Cab driver just said he likes mutual masturbation in the cab. Um
is it true that cum stays in you for 7 years?
that's gum
The working title of my paper? "Tailgating: A Big Clusterfuck of Kids Who Dont Actually Give a Shit about Football"
i just bought plan b at the bus station. happy holidays and welcome to a new level of white trashiness.
They are currently going door-to-door asking the neighbors to donate money for Cheez-Its and gift wrap. They asked me to stay back at the house to make another pitcher of margaritas.
So "Abstinence August" was a bust. Maybe I'll try for "Sex-free September" or "Only if we're facebook official October"
I need to stop drinking and eating and start working out. I look like the lovechild of John Goodman and Jabba the Hutt.
the best part was at the strip club when he said he was "here to pick up my wife. she's up on stage.....wait that's my aunt". only in Ottawa.

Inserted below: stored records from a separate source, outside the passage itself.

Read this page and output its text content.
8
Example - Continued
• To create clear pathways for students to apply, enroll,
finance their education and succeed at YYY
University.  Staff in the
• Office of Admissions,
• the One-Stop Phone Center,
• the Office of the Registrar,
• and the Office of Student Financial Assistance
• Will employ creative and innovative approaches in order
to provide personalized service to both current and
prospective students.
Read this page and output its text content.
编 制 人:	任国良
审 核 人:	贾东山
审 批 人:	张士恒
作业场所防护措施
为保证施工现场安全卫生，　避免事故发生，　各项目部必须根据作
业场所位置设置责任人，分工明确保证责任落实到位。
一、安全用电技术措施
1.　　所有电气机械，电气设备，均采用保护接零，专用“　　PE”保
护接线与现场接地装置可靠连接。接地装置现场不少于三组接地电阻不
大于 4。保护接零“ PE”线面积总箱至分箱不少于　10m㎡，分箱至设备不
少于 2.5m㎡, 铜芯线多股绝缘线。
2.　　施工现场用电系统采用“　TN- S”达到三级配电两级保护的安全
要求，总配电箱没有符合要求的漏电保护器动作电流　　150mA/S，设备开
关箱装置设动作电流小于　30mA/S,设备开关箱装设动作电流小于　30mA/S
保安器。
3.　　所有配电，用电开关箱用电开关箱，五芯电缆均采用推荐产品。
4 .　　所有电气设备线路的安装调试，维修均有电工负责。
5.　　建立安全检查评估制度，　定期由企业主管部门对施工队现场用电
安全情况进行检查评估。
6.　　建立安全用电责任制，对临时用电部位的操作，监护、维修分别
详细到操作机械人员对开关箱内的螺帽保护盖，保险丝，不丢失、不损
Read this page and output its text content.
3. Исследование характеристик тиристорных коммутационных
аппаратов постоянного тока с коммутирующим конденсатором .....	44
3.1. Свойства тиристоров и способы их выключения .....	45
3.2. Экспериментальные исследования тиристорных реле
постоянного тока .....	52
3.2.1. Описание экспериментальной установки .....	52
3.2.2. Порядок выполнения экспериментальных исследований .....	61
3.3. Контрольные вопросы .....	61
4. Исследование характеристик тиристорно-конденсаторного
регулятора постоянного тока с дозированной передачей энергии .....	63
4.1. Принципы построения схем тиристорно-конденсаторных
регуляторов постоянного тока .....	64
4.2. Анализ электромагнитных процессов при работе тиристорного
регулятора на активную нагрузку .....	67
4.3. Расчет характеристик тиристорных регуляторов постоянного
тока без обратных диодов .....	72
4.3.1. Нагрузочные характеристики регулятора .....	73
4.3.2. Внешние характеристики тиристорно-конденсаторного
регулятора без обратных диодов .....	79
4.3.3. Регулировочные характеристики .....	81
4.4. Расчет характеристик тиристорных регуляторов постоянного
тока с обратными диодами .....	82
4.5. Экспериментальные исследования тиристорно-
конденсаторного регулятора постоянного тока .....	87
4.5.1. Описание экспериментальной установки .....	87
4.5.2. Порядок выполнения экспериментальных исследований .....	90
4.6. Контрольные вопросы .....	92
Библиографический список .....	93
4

when a dude sends me an unwanted dick pic I just send him a picture of a nicer one. A more photogenic one. A dick with a future.
I don't want to sleep with anyone. I just want a burrito
Well I mean he still had sex with me after I told him that I play fetch with the kids I take care of, so I'm not really looking too far ahead with him...
I have need of you to return home with haste, as I require the magical capsules you possess to relieve the posterior pain I am living. I battle this demon with stubborn grit, however I feel that defeat is on the horizon.
someone stole my phone at the bar last night, naturally, it led to me waking up in the bartender’s bed
I’ve slept with a Senior, a Freshman and a Junior so far. I’m a Sophomore away from hitting for the cycle
The guy i took home was a circus freak. He jerked off 3 times in front me after we had sex. And he came every time.